Größte denkbare Katastrophe
So bunt wie die verlockenden Kugeln sind die farbenfrohen Kulissen, in denen die herrlich überdrehte Komödie Fahrt aufnimmt. Der unterhaltsame Ton ändert sich selbst dann nicht, als die größte aller denkbaren Katastrophen eintritt. Durch ein Missgeschick fällt ein Schraubenzieher in die Eismaschine, es kracht und zischt und knallt bis hin zum Totalschaden. 30.000 Euro würde der Ersatz Kosten, die Bank winkt ab und Vater Pietro verkündet tränenreich das Aus für die Gelateria.
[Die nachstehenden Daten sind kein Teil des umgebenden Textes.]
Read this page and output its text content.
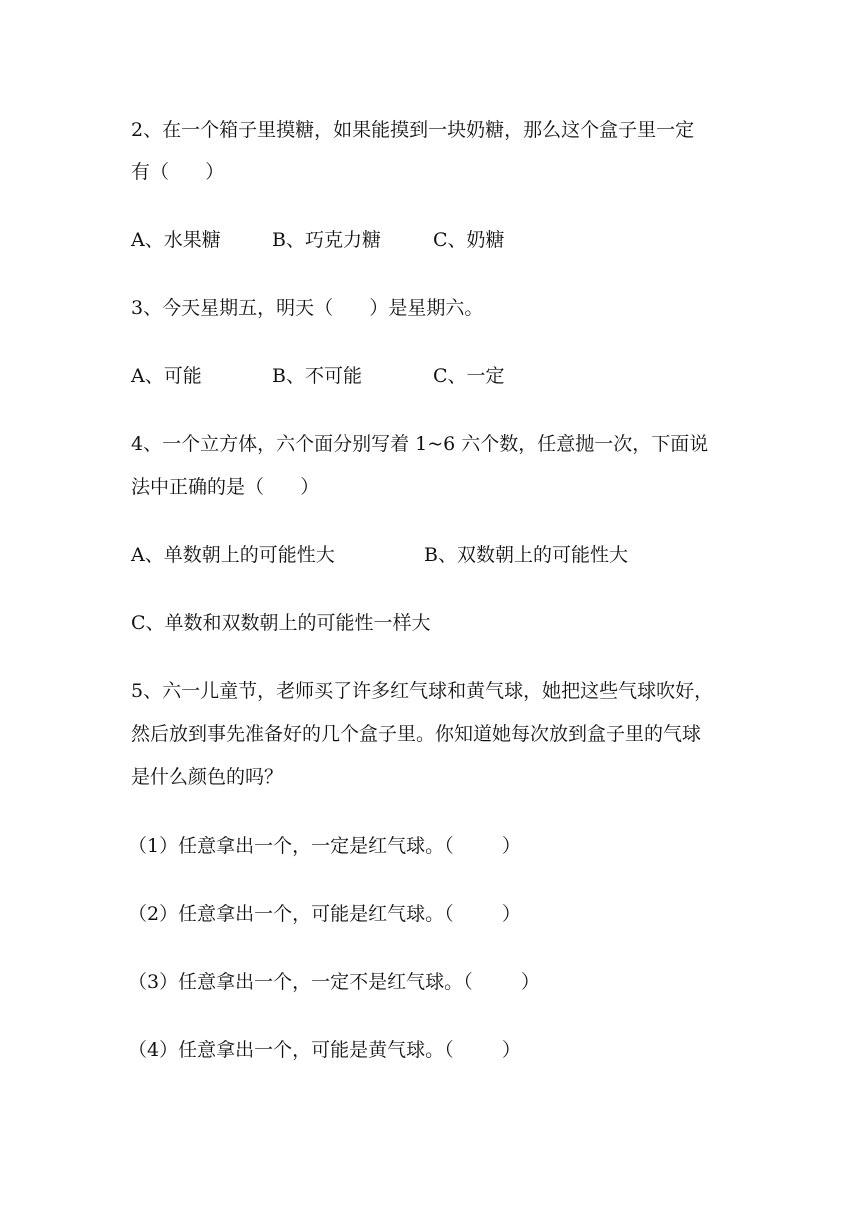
2、在一个箱子里摸糖，如果能摸到一块奶糖，那么这个盒子里一定

有（      ）

A、水果糖	B、巧克力糖	C、奶糖

3、今天星期五，明天（      ）是星期六。

A、可能	B、不可能	C、一定

4、一个立方体，六个面分别写着 1~6 六个数，任意抛一次，下面说

法中正确的是（      ）

A、单数朝上的可能性大	B、双数朝上的可能性大

C、单数和双数朝上的可能性一样大

5、六一儿童节，老师买了许多红气球和黄气球，她把这些气球吹好，

然后放到事先准备好的几个盒子里。你知道她每次放到盒子里的气球

是什么颜色的吗？

（1）任意拿出一个，一定是红气球。（        ）

（2）任意拿出一个，可能是红气球。（        ）

（3）任意拿出一个，一定不是红气球。（        ）

（4）任意拿出一个，可能是黄气球。（        ）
Aber da hat er nicht mit der Wandlungsfähigkeit seiner liebenswürdigen Tochter gerechnet, der selbst die gemütlichen Dorfpolizisten bescheinigen, sie sei zu gut für diese Welt. Nichts da, Lucy will jetzt böse werden und die Bank überfallen. Koste es, was es wolle. Selbst dem superbösen Möchtegern-Rapper Tristan (Brooklyn Liebig) fällt da die Kinnlade herunter, und Lucys beste Freundin Rima (Lisa Marie Trense) kann nur noch sorgenvoll zuschauen. Aber zu „Lucyfer“ zu werden ist gar nicht so leicht, wenn man „Hände hoch“ als zögerliche Bitte vorbringt und sich sogar noch bedankt, wenn dem Folge geleistet wird.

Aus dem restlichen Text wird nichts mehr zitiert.